Jack also understood that kids develop at different ages. So even if you looked hopeless as a freshman, you were never told to try something else. He saw potential in everyone, and was bound and determined to bring that to the surface.
“Kudos to him for making the baseball program feel like it was open to everyone,” said Wendy Cychosz, whose husband, and son, played for Brooks. “It wasn’t open just to the kids with talent. It was meant for everyone because he was going to make a player out of you. He was going to find your qualities, and he was going to make you be an asset on the team at some level.”
He was revered, but nobody ever bothered with titles.
“I don’t know that anyone truly calls him coach, or coach Brooks,’’ said Cychosz. “He’s just Jack.”
And that included his players.
“It was unusual,’’ said Kemmeter. “You go to practice sometimes where a 15-, 16- year-old kid is like ‘Hey, Jack.’ You kind of think maybe it’s a disrespectful thing, but that’s just the way it was.
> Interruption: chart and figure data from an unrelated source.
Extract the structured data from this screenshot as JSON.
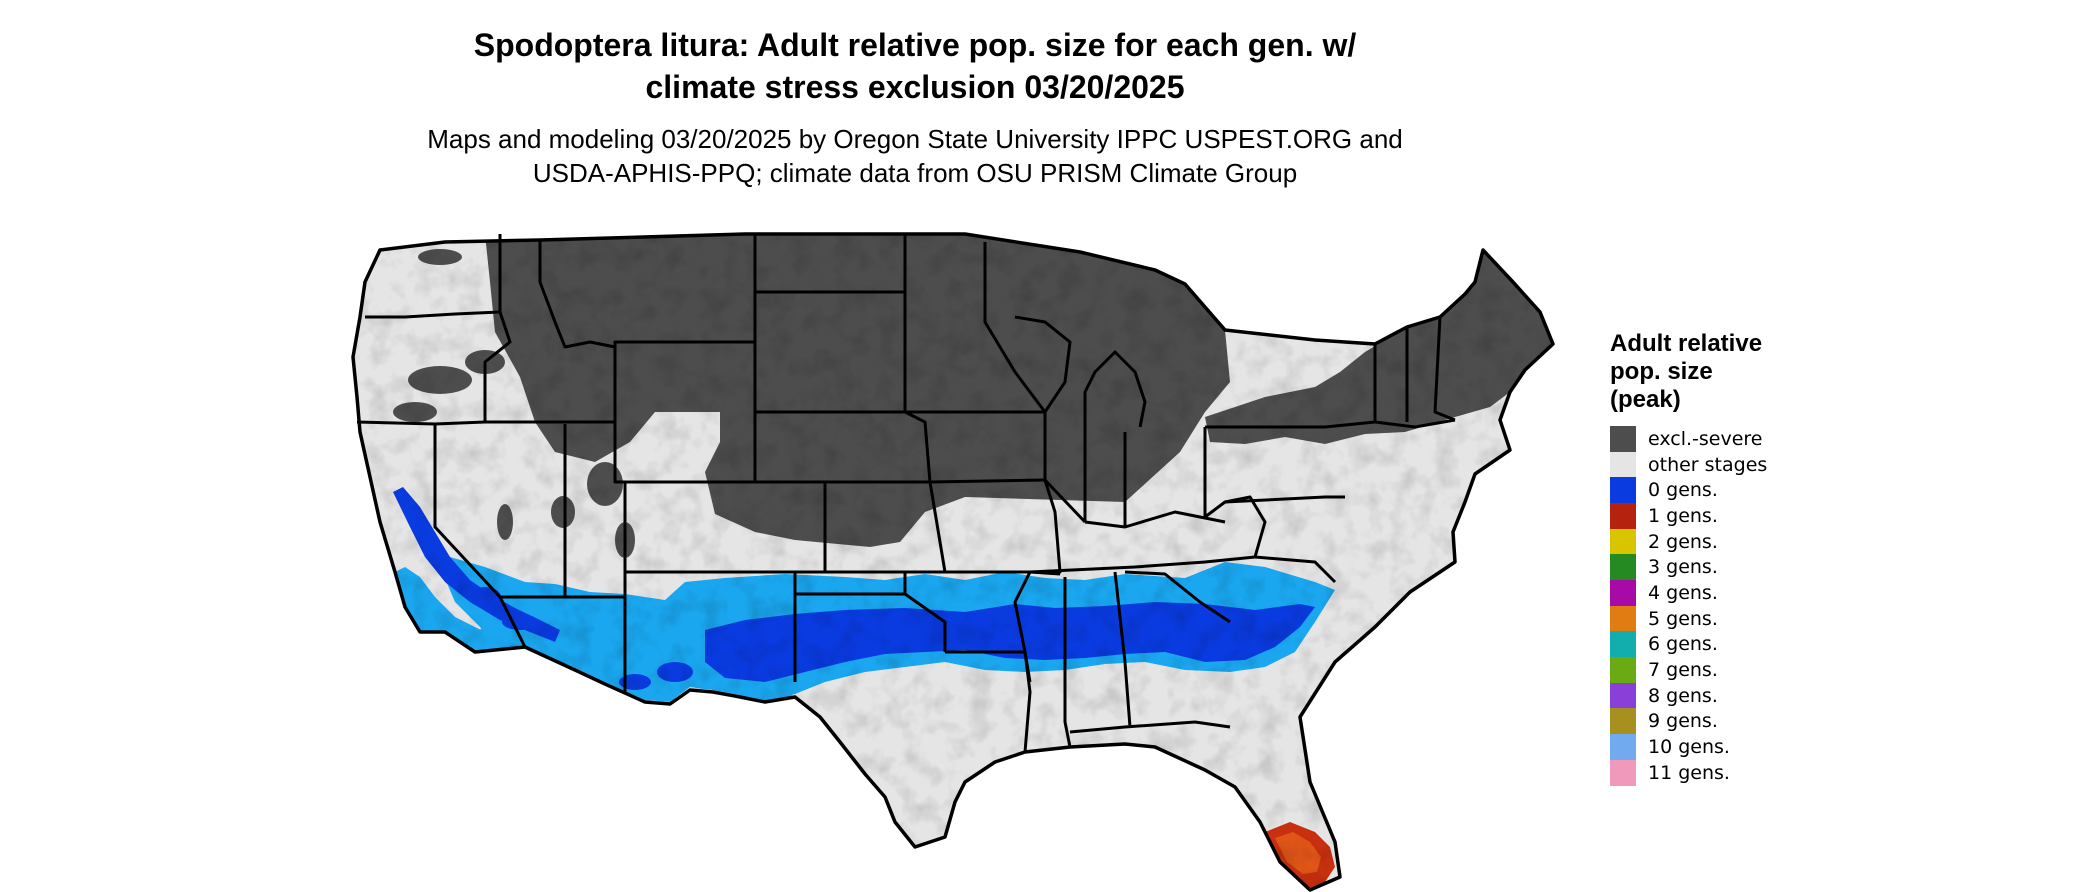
{
  "title": {
    "line1": "Spodoptera litura: Adult relative pop. size for each gen. w/",
    "line2": "climate stress exclusion 03/20/2025"
  },
  "subtitle": {
    "line1": "Maps and modeling 03/20/2025 by Oregon State University IPPC USPEST.ORG and",
    "line2": "USDA-APHIS-PPQ; climate data from OSU PRISM Climate Group"
  },
  "map": {
    "region": "Contiguous United States",
    "colors": {
      "land": "#e5e5e5",
      "excluded": "#4d4d4d",
      "border": "#000000"
    }
  },
  "legend": {
    "title_line1": "Adult relative",
    "title_line2": "pop. size",
    "title_line3": "(peak)",
    "items": [
      {
        "label": "excl.-severe",
        "color": "#4d4d4d"
      },
      {
        "label": "other stages",
        "color": "#e5e5e5"
      },
      {
        "label": "0 gens.",
        "color": "#0a3be0"
      },
      {
        "label": "1 gens.",
        "color": "#b5230e"
      },
      {
        "label": "2 gens.",
        "color": "#d8c500"
      },
      {
        "label": "3 gens.",
        "color": "#268a22"
      },
      {
        "label": "4 gens.",
        "color": "#a80aa8"
      },
      {
        "label": "5 gens.",
        "color": "#e07d12"
      },
      {
        "label": "6 gens.",
        "color": "#12adad"
      },
      {
        "label": "7 gens.",
        "color": "#6aaa12"
      },
      {
        "label": "8 gens.",
        "color": "#8a3fd8"
      },
      {
        "label": "9 gens.",
        "color": "#a89020"
      },
      {
        "label": "10 gens.",
        "color": "#72aaf0"
      },
      {
        "label": "11 gens.",
        "color": "#f099bb"
      }
    ]
  }
}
Everybody in Rosholt just called him Jack.”
Saturday, this village of roughly 500 residents about 20 miles northeast of Stevens Point will honor Jack with a celebration of life ceremony at the baseball field named in his honor. Jack passed away on Aug. 22 after a battle with cancer. He was 73.
The great irony here is Jack never seemed destined to become a guy who would be inducted into the Wisconsin Baseball Coaches Association Hall of Fame. He played only four games of organized baseball as a young teen. He never played in high school or college. Jack took over the Rosholt baseball program when the school couldn’t find anyone else. He was an insurance agent.
But Jack said he’d do it. And by the time he finished up 37 years later, he compiled a 567-169 record, the sixth-highest victory total among spring baseball coaches in state history. He brought Rosholt to the WIAA State Tournament four times, finishing second twice.
In league play, his teams were the baddest dudes on the block, winning 21 conference titles. During a seven-year stretch, they won 90 consecutive conference games. And if you know baseball, when one bad bounce can turn any day into a disaster, that win streak was otherworldly.
Many coaches win, a lot. And Jack wanted to win, make no mistake. But it was all the little things he did for his players, to lift them up and make them feel good about themselves. That’s what people talk about.
“We’re in an era where you don’t take headshots anymore, but that was something that kind of went on in the 90s,” said Kemmeter. “I’d be out there, and it was just kind of side thing, and he’d be like, ‘Hey, you want to take headshots of the kids? I know you might not use them. I don’t care. It just makes them feel good. Like they’re important. That they’re getting their picture taken for the paper.’”
“And I think any little thing that he could do to help the players feel better, he did," Kemmeter continued.
He also understood the game, and what was important.
“Jack was a believer in kids knowing multiple positions,” said Cychosz. “And I think true success came for him because he would have everybody throwing. Like, you need pitchers. Even before the pitch count came into effect, he would have ample pitchers because he knew that sometimes you just have to get out of an inning.”
Jack also made a scrapbook for every team he coached. Newspaper articles, pictures, post-season accolades, the works. Because every team was special to him. Every player.
“It just kind of boiled down to how he treated people and how he treated kids,” said Kemmeter. “And that he actually loved Rosholt. He loved being around there, and he loved the people of Rosholt.”
And the people of Rosholt loved Jack.